The plan was discussed at a special cabinet meeting held Sunday at the Western Wall tunnels.
Large parts of the neighborhoods of east Jerusalem lack infrastructure, and houses are often built without a plan or a building permit, making it difficult to deal with and regulate environmental issues such as waste and sewage. The difficulties are accompanied by the topographical conditions of the area, and the fact that the neighborhoods were built on top of villages with poor infrastructure, which remained essentially the same as when they were annexed to the municipal boundaries of Jerusalem in 1967.
The Arab neighborhoods of Jerusalem have a population of 321,113. The Arab population below the poverty line reaches 75%, with the child population below this threshold reaching 84%. More than 37% of all households in the eastern part of the city are handled by the Social Services Ministry, with the average monthly income per capita estimated at NIS 1,900. Residents of Jerusalem's Arab neighborhoods suffer from severe housing shortages and, with it, overcrowding.
The plan references the needs of all Arab neighborhoods, inside and outside the security fence, but at this stage, it will be only be implemented in the Arab neighborhoods of Jerusalem inside the security fence.

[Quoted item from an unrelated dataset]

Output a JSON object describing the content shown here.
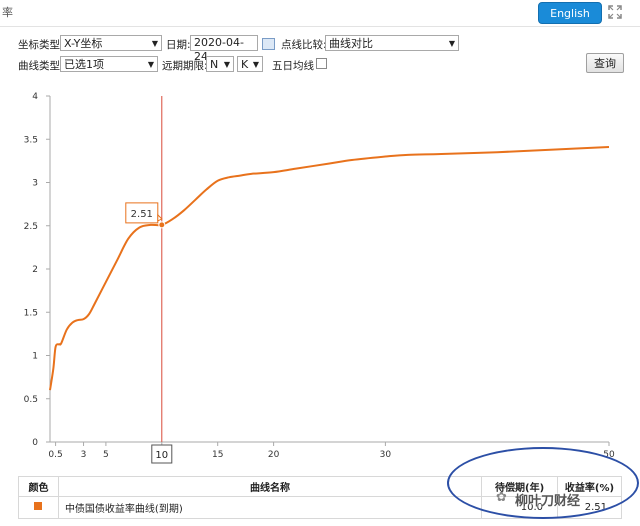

The Arab neighborhoods outside the fence, which belong to the municipal boundaries of Jerusalem, will be dealt with in a separate program.
According to the plan, the Ministry of Finance will allocate funds to the Ministry of Jerusalem Affairs and Heritage for the evacuation of the waste transit station, which is located in the Sheep Market area adjacent to the walls of the Old City, and is a source of environmental hazards.
"It is inconceivable for our capital to have a medieval sewage system," Elkin told Yedioth Ahronoth. "Those who truly believe in a united Jerusalem—it is high time they take the entire issue of east Jerusalem as a national project. I am happy that I managed to lead this natural and worthy step, which will lead to a dramatic change in sewage and waste."